Em 2019, cientistas descobriram um fungo que se alimenta de ouro e agora planejam usar como arma principal para mineração espacial
Organismo encontrado em solos australianos virou alvo de pesquisas sobre mineração sustentável e exploração espacial
Um fungo comum do solo capaz de dissolver ouro, revestir-se com ele e ainda crescer mais rápido por causa disso. A descoberta feita pela CSIRO, a agência científica nacional da Austrália, em 2019, continua surpreendendo o mundo científico e atraindo o interesse de mineradoras, geólogos e até pesquisadores que pensam além da Terra.

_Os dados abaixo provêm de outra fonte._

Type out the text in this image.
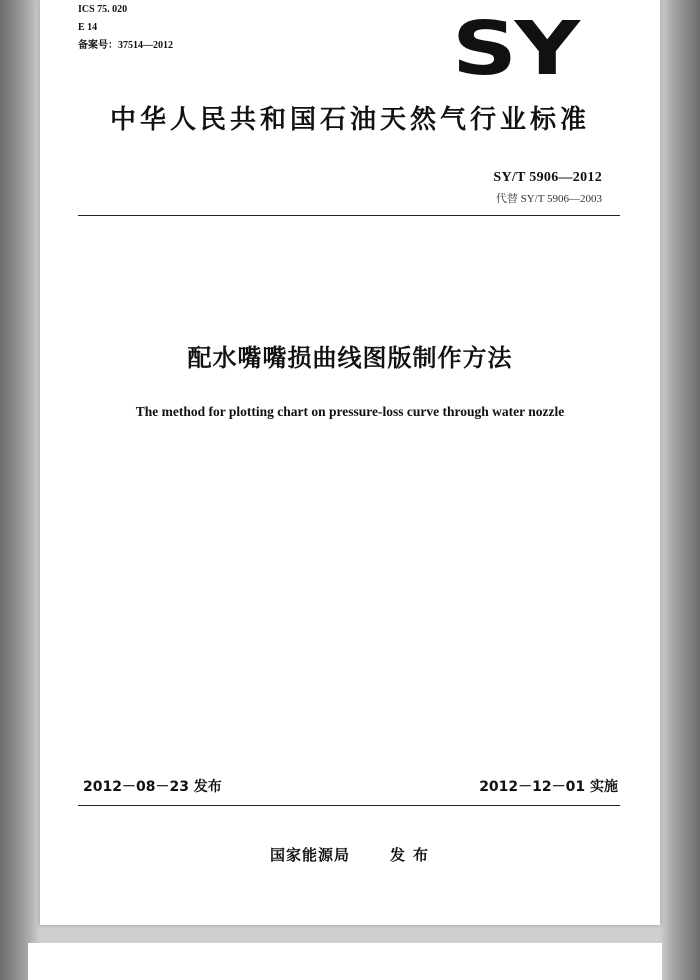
ICS 75. 020
E 14
备案号：37514—2012	SY
中华人民共和国石油天然气行业标准
SY/T 5906—2012
代替 SY/T 5906—2003
配水嘴嘴损曲线图版制作方法
The method for plotting chart on pressure-loss curve through water nozzle
2012－08－23 发布	2012－12－01 实施
国家能源局	发布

Como um fungo do solo aprendeu a “comer” ouro
O Fusarium oxysporum, fungo amplamente distribuído em solos do mundo todo, realiza um processo em duas etapas: primeiro oxida e dissolve partículas de ouro do ambiente ao redor, depois precipita o metal dissolvido de volta em forma sólida, prendendo-o aos seus filamentos. O resultado é um organismo literalmente revestido de ouro.
Segundo o Dr. Tsing Bohu, pesquisador principal do estudo da CSIRO, a interação é “incomum e surpreendente”, dada a inatividade química do ouro. A descoberta representou a primeira evidência de que fungos podem desempenhar um papel na reciclagem do ouro na superfície da Terra.

Por que o fungo dourado cresce mais e atrai mais vida ao redor
A CSIRO observou que os fungos revestidos de ouro não apenas acumulam o metal, como também crescem mais e se espalham mais rapidamente do que os que não interagem com ele. Essa vantagem biológica torna o organismo mais bem-sucedido no ambiente e sustenta uma comunidade mais diversificada de outros fungos ao redor.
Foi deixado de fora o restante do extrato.